RIYL: Emery, Scary Kids Scaring Kids, Microwave, Kids in the Way, The Classic Crime
In 2001, before anyone in the Tooth & Nail community and crowd realized, one of the most under appreciated bands formed for an 8 year existence. Far-Less put out a total of 2 EPs, 2 full lengths, and one final EP that was never released. Bands that ended too soon, Far-Less, it’s your turn.
When Far-Less was signed, they were actually signed to Solid State Records. That’s a testament of how heavy they once were. The first comparable that comes to mind is Scary Kids Scaring Kids in more ways than one. Frontman, Brandon Welch’s voice is strikingly similar to the late Tyson Stevens. They’re mix of singing and frantic screaming collided with their rock/hardcore sound created something memorable. The argument could be made that if tides had turned differently, they could be as big as Emery and a main-stay on Warped Tour every year. It may have been the case, had they continued the musical trend following their first full length, “Everyone Is Out To Get Us.”
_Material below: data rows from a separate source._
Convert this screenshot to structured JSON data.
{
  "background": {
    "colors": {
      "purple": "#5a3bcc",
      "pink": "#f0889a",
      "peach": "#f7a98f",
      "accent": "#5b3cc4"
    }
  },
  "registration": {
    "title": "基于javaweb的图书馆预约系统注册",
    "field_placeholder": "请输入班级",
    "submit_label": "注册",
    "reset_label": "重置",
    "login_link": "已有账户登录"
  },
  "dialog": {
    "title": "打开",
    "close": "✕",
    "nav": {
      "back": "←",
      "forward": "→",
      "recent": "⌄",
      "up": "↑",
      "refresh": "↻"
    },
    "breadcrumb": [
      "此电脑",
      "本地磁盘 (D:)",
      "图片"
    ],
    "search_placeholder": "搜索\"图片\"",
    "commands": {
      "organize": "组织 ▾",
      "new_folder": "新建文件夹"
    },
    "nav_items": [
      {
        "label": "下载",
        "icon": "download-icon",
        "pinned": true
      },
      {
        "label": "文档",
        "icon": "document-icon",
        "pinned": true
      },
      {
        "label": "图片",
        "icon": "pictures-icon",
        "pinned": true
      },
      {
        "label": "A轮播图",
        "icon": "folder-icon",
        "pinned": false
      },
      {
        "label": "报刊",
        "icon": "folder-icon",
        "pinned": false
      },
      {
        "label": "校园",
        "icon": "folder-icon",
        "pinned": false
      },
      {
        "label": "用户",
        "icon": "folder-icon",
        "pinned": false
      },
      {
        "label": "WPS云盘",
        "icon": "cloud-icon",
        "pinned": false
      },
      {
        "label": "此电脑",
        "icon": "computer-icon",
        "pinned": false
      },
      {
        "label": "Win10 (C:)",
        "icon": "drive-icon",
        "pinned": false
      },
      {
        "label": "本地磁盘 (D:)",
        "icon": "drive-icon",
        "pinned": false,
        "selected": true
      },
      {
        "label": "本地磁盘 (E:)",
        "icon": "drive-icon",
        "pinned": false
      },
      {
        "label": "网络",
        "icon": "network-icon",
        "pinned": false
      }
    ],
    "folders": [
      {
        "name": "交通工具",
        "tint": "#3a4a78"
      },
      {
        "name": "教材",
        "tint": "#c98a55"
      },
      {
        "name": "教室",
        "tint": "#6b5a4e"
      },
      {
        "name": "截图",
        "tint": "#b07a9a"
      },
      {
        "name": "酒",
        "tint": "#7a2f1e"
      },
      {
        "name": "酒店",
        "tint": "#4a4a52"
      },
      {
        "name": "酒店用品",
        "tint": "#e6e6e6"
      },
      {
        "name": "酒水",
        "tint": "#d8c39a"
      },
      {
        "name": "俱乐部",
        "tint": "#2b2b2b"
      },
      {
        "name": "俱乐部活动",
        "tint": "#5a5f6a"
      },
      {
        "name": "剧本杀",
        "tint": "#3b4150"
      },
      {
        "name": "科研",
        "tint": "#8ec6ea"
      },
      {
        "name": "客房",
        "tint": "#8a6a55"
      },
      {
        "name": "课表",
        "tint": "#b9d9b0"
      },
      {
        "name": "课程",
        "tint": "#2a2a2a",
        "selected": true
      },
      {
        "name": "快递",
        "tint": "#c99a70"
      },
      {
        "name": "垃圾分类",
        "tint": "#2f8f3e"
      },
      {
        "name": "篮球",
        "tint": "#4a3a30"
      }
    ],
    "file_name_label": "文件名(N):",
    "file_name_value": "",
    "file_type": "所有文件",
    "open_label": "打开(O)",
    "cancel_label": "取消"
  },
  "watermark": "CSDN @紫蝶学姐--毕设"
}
The debut album released in 2006 to positive reviews and a growing fanbase. The album features balanced and superb production for its style, as well as diverse talent in songwriting that diverted the album from the pitfall of sounding like a 40 minute long song.
However just one year later, they released their second LP. The story here follows a similar trajectory to the As Cities Burn timeline. ACB changed their style from hardcore to something vastly different in “Come Now Sleep.” Almost at the same time, Far-Less changed abruptly from a screamo sound, to alternative rock. I say alternative rock because it’s honestly difficult to pin a label to the album. “A Toast For Bad Taste” was and is a marvel, and one of Tooth & Nail’s unnoticed great albums.
From the first single – the title song, you could say they took a turn towards Run Kid Run, or maybe Hawk Nelson (pre CCM days). But when you dived deeper into the album, they go off in stranger directions that all work magnificently. Look to “Devil Without A Clue” and “Gentlemen.” The guitar work is strong with leads and solos. The addition of keyboard player Elizabeth Pina also spun an entirely different sound from the group.
It’s easy to imagine the screamo/metal crowd not caring one bit about the accomplishment, and expectantly, sales dipped despite glowing reviews for the album.
After the album, members left and joined and it was likely too difficult to keep the ship afloat as a full time band. In 2009, the “Headache EP” was supposed to be digitally released as a final album, but never did for some reason.
After playing a final show, gathering guest members from a plethora of different bands, the twenty song set ended Far-Less into an “indefinite hiatus.”
I personally had the pleasure of seeing Far-Less with Mae and Between The Trees about 10 years ago. Even I was blinded with indifferent feelings regarding the sophomore album’s material at the time.
If you’re wondering why a band around for so long with multiple albums would be featured on this type of story, it’s because “A Toast For Bad Taste” could have been the start of something incredible in the scene. If you consider yourself a fan of quality music, please check out this band; they deserve to be heard.